When it comes to the implications for awareness training, Joakim Hvalby sees a continuous need to keep beating the forgetting curve by offering learning “in a steady flow”.
- AI will increase the threats and attacks. We need to be even more vigilant.
Ann-Therese Enarsson, CEO at Futurion, a think tank focusing on the future of work, how AI impacts the labor market is constantly on their radar. She sees AI and apps like ChatGPT as a ‘colleague that never sleeps’, and just one example how AI fundamentally changes the way we work.
- We need to meet AI with more HI, human intelligence, she says. It’s kind of a paradox, but with more AI in our work environment, we need to focus more on the specific human skills such as understanding context and knowing your audience.
AI in cybersecurity has been coined a double agent. With the same techniques used both by threat actors as well as in cybersecurity systems. When asking OpenAI about the cybersecurity impacts of AI this list is being presented:
Pros of AI in Cybersecurity:
- Automation: AI can automate cybersecurity processes such as threat detection and response, reducing the need for human intervention, and allowing for faster detection and remediation of security incidents.
- Detection: AI can detect potential threats that may go unnoticed by traditional security tools. It can analyze large volumes of data from various sources in real-time, providing more accurate and timely threat detection.
- Prediction: AI can predict potential threats before they happen, allowing organizations to take proactive measures to prevent them.
- Learning: AI can learn and adapt to new threats and attack patterns, allowing for better and more effective threat detection and response.
- Efficiency: AI can improve the efficiency of cybersecurity operations by reducing false positives and minimizing the time and effort required to investigate and remediate security incidents.
Cons of AI in Cybersecurity:
- Complexity: The use of AI in cybersecurity can add complexity to security operations, requiring additional training and expertise.
- Dependence: Organizations may become overly dependent on AI for security, potentially neglecting other important security measures such as human oversight and basic cybersecurity hygiene practices.
- False alarms: AI can generate false positives, which can lead to wasted time and resources investigating non-existent threats.
- Vulnerability: AI systems themselves can be vulnerable to cyberattacks, and if compromised, they can become a tool for attackers to carry out their attacks.
- Ethics: The use of AI in cybersecurity raises ethical concerns around privacy, data protection, and human rights. There is a risk that AI may be used to carry out cyberattacks or to violate the privacy and rights of individuals.

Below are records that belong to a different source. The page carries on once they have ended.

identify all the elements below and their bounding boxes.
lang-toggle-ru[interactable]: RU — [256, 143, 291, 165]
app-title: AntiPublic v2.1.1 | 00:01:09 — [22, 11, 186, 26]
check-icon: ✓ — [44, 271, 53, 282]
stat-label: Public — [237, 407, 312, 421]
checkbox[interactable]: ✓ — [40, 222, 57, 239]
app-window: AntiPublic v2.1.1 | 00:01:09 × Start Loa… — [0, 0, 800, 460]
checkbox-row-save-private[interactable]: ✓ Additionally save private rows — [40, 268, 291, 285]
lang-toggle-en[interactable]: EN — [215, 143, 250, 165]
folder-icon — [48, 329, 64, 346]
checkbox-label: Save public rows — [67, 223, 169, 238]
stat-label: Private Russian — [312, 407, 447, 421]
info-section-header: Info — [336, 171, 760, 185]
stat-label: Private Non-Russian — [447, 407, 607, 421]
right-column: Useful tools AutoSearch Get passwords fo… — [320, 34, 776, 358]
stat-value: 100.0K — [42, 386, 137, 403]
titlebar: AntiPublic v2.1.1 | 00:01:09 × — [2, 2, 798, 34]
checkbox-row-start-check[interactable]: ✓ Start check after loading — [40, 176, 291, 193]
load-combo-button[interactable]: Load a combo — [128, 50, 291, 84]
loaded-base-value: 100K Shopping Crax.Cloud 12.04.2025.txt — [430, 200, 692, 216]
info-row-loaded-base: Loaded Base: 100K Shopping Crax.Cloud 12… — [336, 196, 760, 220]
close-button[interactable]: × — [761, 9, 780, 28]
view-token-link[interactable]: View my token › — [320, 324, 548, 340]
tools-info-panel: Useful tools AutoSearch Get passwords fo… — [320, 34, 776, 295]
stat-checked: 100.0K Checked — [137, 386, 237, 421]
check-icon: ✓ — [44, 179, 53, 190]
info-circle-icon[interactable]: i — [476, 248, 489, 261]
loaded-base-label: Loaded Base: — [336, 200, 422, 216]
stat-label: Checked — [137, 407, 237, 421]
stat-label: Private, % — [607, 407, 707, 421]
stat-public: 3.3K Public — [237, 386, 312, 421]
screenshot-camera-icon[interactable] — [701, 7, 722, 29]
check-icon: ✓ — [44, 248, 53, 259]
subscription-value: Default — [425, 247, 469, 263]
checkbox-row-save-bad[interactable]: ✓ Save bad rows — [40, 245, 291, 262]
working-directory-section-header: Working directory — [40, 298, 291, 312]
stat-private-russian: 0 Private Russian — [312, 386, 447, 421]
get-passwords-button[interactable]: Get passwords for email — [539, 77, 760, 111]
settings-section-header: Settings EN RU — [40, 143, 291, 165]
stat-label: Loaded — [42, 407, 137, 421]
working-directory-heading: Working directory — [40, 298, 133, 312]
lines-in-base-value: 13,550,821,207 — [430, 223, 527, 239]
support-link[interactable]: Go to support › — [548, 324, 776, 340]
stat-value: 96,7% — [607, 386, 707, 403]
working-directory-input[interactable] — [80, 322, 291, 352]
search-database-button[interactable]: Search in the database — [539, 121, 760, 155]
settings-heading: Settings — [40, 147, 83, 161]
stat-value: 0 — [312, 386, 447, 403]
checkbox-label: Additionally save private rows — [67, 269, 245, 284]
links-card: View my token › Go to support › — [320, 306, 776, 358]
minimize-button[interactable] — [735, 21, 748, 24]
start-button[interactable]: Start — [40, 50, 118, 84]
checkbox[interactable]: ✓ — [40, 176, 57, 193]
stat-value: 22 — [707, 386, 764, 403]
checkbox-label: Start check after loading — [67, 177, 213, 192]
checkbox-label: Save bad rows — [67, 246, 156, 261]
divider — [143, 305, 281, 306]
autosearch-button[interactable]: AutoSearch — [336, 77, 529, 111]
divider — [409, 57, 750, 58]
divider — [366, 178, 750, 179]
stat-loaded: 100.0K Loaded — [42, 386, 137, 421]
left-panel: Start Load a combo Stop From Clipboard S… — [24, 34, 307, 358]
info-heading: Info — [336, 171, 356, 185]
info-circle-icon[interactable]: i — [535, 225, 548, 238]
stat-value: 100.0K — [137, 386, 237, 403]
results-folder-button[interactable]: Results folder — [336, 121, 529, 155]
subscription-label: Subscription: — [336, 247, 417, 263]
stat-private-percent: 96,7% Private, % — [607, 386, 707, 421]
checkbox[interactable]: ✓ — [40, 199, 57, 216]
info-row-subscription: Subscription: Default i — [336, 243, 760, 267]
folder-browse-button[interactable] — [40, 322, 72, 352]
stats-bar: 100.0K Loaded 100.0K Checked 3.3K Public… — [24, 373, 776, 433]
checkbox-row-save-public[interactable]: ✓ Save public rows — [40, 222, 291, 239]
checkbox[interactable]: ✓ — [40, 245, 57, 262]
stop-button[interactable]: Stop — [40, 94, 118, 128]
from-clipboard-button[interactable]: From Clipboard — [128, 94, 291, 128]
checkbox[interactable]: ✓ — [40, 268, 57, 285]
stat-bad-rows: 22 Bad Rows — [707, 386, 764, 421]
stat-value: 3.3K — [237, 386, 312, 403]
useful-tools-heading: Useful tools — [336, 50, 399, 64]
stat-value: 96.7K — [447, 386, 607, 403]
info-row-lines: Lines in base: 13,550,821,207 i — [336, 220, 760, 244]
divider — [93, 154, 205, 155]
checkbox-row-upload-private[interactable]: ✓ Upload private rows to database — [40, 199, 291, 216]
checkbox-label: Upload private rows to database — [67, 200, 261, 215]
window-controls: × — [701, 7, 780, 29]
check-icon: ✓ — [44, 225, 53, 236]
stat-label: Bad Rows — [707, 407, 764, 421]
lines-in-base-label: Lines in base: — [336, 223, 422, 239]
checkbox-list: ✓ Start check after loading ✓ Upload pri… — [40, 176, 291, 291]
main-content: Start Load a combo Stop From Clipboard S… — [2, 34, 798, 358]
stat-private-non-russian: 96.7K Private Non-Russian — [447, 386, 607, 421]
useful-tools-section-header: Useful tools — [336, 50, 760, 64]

Patrick Couch agrees with ChatGPT on these parameters, but also highlights that pros also can be cons – depending on who the user is. AI being a double-edged sword, once again puts focus on us humans. We can’t become too reliant on AI. Instead, we need to rely on the two things that create learning: experience and education. If AI can compose an email from your grandmother with specific and delicate information about you, maybe the right question to ask is if your grandmother would write this in an email in the first place?
- This is a game we can’t win. We simply need to embrace new habits, and I think that NanoLearning is very good way to create these.
Will AI bring inclusion or division?
Futurion publishes a yearly Future proof index, and the latest figures show that an increasing part of the Swedish work force doesn’t feel that they are attractive on the labor market. ‘Sweden needs to step up’ says Ann-Therese Enarsson. She also puts out a warning that the AI we have today is mainly built upon data from North America and Europe.
- Three billion people are not on the internet today, she says. With AI playing a bigger role, this can mean that we see an even greater polarization in the near future.
Both Patrick Couch and Joakim Hvalby agree and see cybersecurity implications based on this. People who feel left out and don’t understand, tend not to participate. This goes for cybersecurity as well as for politics.
- If you don’t participate and take part in your organization’s cybersecurity, you easily become a security risk, says Patrick Couch.
Junglemap offers awareness training to both large and small organizations, and Joakim Hvalby also sees a risk for SME:s – and for the whole economy. With more sophisticated AI in place, this might also be more expensive and a challenge for all SMEs.
- Offering affordable and accessible awareness training for all, is something that can contribute to more inclusive and secure organizations.
With AI rapidly being implemented into a lot of software applications, individual integrity becomes even more important. When AI is still relying on data input from user behavior, all organizations need to strike a balance between AI-efficiency and human integrity.
- This balance needs to be in focus, says Joakim Hvalby. Now and going forward.